Okur, Mihrac Ural’ın Uruba örgütünün Suriye
sorumlularıyla birlikte çekilmiş fotoğraflarını, kendisi ve Acilciler
hakkındaki öteki bilgiler için aşağıdaki bloglara bakabilir:
Abdullah Öcalan’ın Mihrac Ural ile ilgili olarak
söyledikleri konusunda bu sitede yayınlanmış yazıyı da aşağıda aktarıyorum.
Abdullah Öcalan, Mihrac Ural için ne derdi?
İbrahim
Yalçın tarfından yazıldı.
Cuma, 22
Haziran 2012, 22:43
Bundan birkaç
gün önce Kürt bir arkadaşla sohbet ederken söz döndü dolaştı Abdullah Öcalan’a,
Suriye’ye ve elbette Mihrac Ural adlı bizim soytarıya geldi. Mihrac
Ural’dan söz edilirken. Benim sürekli olarak Mihrac adını kullanmayıp “bizim soytarı” diye
bahsetmem üzerine, arkadaşın, “siz onun soytarı olduğunu çok geç anladınız, oysa biz çoktan
biliyorduk” demez mi…
Bizim
bilmediğimiz (!) özel duyumlarının olup olmadığını sordum. Çok güldü. “Muhabarat’ın Hatay şubesi olması yetmez
mi?” diye cevapladı ve taa başından beri bu adamın
tam bir komedyen olduğunu, devrim diye hiçbir tasasının bulunmadığını,
Suriye’deki ilişkilerinin iç yüzünü az çok bildikleri için hakkında herkesten
(başka örgütleri kastederek) daha çok bilgi sahibi olduklarını anlattı.

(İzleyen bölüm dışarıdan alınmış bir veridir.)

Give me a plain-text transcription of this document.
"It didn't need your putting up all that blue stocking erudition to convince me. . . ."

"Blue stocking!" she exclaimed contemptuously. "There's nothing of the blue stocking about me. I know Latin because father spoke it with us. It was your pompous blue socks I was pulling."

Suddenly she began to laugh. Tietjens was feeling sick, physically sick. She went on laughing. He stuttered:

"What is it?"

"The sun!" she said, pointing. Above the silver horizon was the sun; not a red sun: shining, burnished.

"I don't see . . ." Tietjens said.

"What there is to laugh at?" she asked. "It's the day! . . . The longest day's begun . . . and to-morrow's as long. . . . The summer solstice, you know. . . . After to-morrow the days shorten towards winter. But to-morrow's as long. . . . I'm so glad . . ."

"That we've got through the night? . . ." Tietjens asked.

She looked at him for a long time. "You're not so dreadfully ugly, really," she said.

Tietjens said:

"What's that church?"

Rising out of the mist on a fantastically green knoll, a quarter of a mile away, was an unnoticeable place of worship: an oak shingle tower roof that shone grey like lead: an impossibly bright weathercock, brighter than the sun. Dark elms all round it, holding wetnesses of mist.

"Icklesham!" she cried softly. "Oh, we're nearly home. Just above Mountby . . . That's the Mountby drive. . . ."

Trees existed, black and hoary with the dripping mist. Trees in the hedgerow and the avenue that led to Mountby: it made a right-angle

Devamla, “O adam, aklısıra PKK’yi kullandığını düşünüyordu ama
PKK’yi bilmediği için PKK tarafından kullanıldığını bugün bile anladığını
sanmıyorum” dedi.
Kendisine,
internet sitelerinde yaptığı hokkabazlıklardan, Suriye yaltakçılığı ve PKK
şaklabanlığı yapmaya devam ettiğinden bahsettim. Çok güldü ve “onun başka hiçbir çıkar yolu yoktur, o
adam ömrünün sonuna kadar PKK dostuymuş (!) gibi kendini pazarlamaya mahkûmdur”
diye cevapladı.
Hiç
şaşırmadım. Herkesin bu soytarı için ne düşündüğünü bildiğim için şaşırmadım.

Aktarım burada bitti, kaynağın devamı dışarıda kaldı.